Monday, February 20, 2017

Rents are still too d@*# high! (but may be abating a little)

 - by New Deal democrat

[This is a post that got sidetracked for a few weeks. Sorry!]

Three years ago HUD warned of "the worst rental affordability crisis ever," citing statistics that
About half of renters spend more than 30 percent of their income on rent, up from 18 percent a decade ago, according to newly released research by Harvard’s Joint Center for Housing Studies. Twenty-seven  percent of renters are paying more than half of their income on rent. 
This is a serious real-world issue, and big increases in rent may have completely eaten up the savings from gas prices among lower-income Americans. I have been tracking rental vacancies, construction, and rents ever since.  The Q4 2016 report on vacancies and rents was released several weeks ago, so let's take an updated look.

Rent increases continue to outpace overall inflation, while there is some evidence that they may have peaked as a share of wages.  Median asking rent rose from $842 to $864 in the last quarter of 2016, but is only up $14 from $850 YoY, an increase of 1.6%.  At the same time, he entire year of 2016 averaged a 5.3% increase from all of 2015. 

Below is the graph of nominal median asking rents by the Census Bureau.  As you can see, after a big spike in 2015, in the last 3 quarters of 2016 rents stabilized: 

Here is an updated look at real. inflation adjusted median asking rents, which similarly show that after setting an all-time record in Q1 2016, rent pressures on household budgets have abated just a bit:

Year Median
Asking Rent
Usual weekly
Rent as %
of earnings

2004 59962995
2013 73477894
2014  76279196
2016  Q1870823106
2016 Q2847828102
2016 Q3842835101
2016 Q$864843102

The bad news is that vacancies remain extremely tight.  The good news is that the vacancy rate appears to have been bottoming over the last two years, meaning that while there is still stress, the level of stress isn't increasing:

Despite the big increase in rents in the last several years, the building of multi-unit housing has not realy risen to the demand (at least not yet). When the large Boomer generation hit adulthood 50 years ago, note how multi-unit construction quickly shot up to 1,000,000 a year, and remained above 400,000 almost continuously for 20 years thereafter, until the last Boomer hit adulthood:

Now here is the comparable look for the similarly large Millennial generation:

The increase has only been to the 400,000 level, and has been stuck in that neighborhood for going on 3 years. I expected the "apartment boom" to continue, with increased building of multi-family units.  That didn't happen.

Meanwhile the CPI for owner's equivalent rent has continued to accelerate, and is now just over 3.5% YoY, one of the highest rates in two decades:

Renters are typically from the lowest 2 quintiles of the income distribution.  As of the end of 2015, these two quintiles have had the poorest record of income changes since the recession as measured by real median household income (h/t Doug Short):

 and that hasn't changed as of the latest update from the Consumer Expenditure Survey released several months ago:

Rent increases probably sucked up much of the windfall lower income consumers got from declining gas prices.  Now that gas prices are increasing again, I expect the consumer to start showing signs of distress.

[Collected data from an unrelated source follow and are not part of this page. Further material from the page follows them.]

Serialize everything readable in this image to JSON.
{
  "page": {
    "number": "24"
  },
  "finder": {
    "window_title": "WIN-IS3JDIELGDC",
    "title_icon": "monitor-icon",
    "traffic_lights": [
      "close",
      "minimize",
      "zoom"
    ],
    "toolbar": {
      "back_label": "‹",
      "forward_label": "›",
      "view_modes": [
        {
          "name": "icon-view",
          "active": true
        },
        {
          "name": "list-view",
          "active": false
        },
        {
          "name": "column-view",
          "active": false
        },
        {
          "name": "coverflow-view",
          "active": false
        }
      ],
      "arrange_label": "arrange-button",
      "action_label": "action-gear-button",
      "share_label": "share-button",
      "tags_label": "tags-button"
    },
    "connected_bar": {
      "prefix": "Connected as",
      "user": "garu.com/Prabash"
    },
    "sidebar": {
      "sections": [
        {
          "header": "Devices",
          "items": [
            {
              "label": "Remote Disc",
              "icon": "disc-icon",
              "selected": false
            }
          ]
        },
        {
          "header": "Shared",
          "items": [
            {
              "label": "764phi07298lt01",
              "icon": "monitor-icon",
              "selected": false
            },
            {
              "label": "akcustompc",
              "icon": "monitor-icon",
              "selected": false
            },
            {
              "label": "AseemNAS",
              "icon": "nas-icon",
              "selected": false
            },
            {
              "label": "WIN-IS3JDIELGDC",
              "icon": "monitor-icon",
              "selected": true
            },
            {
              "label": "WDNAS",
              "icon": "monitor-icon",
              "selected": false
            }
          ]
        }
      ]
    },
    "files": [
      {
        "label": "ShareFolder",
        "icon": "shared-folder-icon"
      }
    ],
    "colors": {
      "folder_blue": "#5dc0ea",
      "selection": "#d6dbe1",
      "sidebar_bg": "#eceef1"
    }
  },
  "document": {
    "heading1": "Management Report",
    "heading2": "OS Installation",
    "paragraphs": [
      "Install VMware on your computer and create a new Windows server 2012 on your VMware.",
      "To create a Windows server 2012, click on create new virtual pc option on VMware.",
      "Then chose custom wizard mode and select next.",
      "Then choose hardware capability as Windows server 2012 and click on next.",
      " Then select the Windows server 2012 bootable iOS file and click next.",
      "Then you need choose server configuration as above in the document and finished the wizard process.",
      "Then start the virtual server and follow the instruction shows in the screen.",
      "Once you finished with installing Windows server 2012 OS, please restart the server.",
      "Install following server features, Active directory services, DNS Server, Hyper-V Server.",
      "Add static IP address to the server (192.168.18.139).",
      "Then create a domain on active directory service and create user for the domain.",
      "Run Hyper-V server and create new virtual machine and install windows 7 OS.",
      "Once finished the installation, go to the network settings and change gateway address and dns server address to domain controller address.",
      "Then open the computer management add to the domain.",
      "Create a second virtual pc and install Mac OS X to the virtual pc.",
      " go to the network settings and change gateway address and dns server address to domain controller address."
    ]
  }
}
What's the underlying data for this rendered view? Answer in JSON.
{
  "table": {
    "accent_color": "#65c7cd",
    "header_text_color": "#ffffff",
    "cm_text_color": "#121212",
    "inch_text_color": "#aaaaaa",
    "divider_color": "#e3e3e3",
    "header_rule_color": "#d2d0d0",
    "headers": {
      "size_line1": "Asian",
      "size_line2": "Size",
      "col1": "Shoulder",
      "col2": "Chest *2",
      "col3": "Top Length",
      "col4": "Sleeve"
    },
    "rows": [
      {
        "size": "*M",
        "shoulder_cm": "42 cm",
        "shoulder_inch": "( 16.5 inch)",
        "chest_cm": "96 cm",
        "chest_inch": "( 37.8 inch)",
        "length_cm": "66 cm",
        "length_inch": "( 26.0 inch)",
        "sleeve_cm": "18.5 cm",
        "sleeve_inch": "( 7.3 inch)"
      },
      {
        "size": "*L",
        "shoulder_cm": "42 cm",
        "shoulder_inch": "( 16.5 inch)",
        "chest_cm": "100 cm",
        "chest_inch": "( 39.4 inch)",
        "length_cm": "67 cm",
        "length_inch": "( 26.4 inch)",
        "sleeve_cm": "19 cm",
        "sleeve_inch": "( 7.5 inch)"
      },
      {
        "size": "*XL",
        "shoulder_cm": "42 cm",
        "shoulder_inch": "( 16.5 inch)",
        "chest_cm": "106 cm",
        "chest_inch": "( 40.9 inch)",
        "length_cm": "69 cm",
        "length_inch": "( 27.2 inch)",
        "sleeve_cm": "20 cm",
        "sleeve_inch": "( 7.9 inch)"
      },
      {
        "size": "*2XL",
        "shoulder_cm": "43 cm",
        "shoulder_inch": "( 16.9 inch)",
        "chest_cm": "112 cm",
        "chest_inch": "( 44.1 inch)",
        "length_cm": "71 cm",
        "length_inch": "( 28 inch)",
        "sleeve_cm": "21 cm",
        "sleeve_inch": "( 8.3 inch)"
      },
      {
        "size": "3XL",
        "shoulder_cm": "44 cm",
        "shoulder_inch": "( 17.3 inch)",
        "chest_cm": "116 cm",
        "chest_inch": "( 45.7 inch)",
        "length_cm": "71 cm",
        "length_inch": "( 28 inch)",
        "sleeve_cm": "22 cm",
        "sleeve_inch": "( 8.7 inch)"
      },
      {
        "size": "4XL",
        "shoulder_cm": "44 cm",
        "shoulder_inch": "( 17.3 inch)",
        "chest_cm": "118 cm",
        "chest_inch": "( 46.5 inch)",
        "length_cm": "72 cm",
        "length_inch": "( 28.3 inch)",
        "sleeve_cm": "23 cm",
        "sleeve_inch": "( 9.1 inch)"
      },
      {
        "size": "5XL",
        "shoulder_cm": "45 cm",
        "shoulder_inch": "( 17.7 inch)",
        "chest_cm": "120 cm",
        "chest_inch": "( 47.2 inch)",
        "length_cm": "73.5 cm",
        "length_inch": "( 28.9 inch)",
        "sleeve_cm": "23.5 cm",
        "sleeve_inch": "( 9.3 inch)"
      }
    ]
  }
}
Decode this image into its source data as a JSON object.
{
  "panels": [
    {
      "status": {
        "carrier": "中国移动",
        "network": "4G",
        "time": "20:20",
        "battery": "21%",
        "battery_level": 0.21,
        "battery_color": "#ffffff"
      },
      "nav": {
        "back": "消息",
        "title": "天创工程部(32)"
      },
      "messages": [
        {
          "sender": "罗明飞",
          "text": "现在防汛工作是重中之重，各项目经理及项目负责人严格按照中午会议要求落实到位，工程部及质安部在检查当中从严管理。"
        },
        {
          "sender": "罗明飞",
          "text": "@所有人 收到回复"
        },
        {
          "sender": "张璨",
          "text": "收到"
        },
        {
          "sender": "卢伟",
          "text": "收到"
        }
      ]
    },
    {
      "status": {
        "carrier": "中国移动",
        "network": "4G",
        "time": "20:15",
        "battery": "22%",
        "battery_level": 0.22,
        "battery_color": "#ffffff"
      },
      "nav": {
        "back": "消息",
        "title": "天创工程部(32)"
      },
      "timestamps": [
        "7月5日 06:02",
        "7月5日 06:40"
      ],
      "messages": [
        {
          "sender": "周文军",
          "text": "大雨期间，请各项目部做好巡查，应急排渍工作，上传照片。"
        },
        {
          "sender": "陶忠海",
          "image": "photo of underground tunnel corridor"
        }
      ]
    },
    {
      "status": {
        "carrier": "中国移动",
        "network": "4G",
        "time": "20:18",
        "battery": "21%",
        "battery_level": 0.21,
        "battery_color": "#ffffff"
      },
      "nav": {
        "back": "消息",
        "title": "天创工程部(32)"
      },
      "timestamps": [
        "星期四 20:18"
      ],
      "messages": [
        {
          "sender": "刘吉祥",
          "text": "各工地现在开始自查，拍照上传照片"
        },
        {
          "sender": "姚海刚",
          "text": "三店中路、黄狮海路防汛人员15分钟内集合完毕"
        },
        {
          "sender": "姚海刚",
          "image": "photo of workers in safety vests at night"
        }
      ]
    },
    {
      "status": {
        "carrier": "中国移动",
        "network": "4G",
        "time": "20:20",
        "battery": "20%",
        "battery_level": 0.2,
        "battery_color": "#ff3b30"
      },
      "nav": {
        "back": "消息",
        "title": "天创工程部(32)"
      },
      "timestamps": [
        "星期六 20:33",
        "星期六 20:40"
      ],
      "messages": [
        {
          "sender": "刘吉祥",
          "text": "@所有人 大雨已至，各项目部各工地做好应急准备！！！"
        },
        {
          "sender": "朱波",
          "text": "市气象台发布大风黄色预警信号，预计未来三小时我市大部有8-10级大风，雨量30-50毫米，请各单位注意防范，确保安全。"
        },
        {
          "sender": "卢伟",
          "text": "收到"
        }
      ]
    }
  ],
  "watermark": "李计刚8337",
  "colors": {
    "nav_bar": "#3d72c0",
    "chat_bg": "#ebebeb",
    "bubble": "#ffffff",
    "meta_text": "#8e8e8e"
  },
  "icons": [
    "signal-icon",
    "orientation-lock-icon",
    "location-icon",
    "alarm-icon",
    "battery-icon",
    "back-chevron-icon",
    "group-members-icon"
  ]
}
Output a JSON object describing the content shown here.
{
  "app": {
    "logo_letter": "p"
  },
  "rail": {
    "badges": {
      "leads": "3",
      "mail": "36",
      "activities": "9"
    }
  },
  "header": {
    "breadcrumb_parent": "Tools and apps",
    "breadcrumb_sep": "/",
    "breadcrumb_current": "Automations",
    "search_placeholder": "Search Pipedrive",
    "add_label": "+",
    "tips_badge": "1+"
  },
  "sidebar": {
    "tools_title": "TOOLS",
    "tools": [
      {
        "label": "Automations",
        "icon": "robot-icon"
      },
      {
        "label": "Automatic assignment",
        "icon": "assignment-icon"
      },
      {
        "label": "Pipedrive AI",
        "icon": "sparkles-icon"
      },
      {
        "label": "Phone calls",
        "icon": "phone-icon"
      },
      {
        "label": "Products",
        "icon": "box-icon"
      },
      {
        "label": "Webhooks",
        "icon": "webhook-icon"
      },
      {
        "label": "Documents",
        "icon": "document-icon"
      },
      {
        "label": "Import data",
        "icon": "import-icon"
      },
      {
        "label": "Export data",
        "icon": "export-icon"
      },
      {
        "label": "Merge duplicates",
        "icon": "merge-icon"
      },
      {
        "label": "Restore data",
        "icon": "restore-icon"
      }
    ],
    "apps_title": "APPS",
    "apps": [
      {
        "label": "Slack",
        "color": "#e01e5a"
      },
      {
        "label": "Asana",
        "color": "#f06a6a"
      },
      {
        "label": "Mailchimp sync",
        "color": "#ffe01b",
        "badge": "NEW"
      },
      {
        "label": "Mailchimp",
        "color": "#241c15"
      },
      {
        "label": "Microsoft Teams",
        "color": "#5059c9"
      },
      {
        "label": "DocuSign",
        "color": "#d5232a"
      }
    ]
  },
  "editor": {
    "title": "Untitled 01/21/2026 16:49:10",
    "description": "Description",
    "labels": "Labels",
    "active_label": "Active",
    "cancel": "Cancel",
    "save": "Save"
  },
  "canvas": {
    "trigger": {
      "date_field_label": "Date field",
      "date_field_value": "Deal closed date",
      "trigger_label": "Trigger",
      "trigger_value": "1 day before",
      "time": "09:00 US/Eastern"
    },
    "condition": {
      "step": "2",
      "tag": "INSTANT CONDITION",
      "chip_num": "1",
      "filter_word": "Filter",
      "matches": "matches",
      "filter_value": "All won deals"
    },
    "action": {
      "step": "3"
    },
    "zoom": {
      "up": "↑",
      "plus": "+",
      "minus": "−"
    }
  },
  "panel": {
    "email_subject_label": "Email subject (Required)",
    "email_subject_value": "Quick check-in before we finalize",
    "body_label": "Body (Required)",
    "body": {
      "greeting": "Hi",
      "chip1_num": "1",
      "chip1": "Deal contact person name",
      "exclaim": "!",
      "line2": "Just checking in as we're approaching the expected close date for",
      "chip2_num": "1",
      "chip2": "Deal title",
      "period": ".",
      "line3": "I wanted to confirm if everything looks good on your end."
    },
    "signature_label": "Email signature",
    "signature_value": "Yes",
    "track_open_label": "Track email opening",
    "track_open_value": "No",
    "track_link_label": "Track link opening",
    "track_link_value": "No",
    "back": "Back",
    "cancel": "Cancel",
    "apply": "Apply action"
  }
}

There are two other median measures in addition to median asking rent from the HVS:   the American Community Survey and the Consumer Expenditure Survey.  Unfortunately both are only current through 2015.  The below table shows their YoY increases, compared with median asking rent:

SURVEY: ACS        CES      HVS
2009 --------  (817)    -------     ------  (708)
2010  +2.9%  (841)   +1.4%   +2.6% (698)
2011  +3.6% (871)    +4.4%   -0.6%  (694)
2012  +2.1% (889)    +5.2%  +3.3% (717)
2013. +1.7% (904)    +4.3%  +2.4% (734)
2014  +1.8% (920)    +9.2%  +3.8% (762) 
2015  +0.9% (928)    +4.3%* +6.7% (813)
*June 2014-June 2015 all shelter

HUD recently premiered a Rental Affordability Index, using the ACS data.  Similar to my chart above, it compares renter income with median rent.  Here are the premiere graphs:

Like the median household income data, this shows renters' income bottoming out in 2011-12, and rising since relative to rents as calculated by the ACS. That gives us the "renatl affordability index" shown below:

I'm not sold on HUD's method, mainly because it relies upon annual data released with a lag. In other words, the entire last year plus is calculated via extrapolation.  I suspect we could get much more timely estimates using Sentier's monthly median household income series, compared with the monthly rental index calculated by Zumper.

But regardless of which method we use, it certainly appears that apartment rents as a share of renter income are quite high -- but the crisis probably has abated at least a little.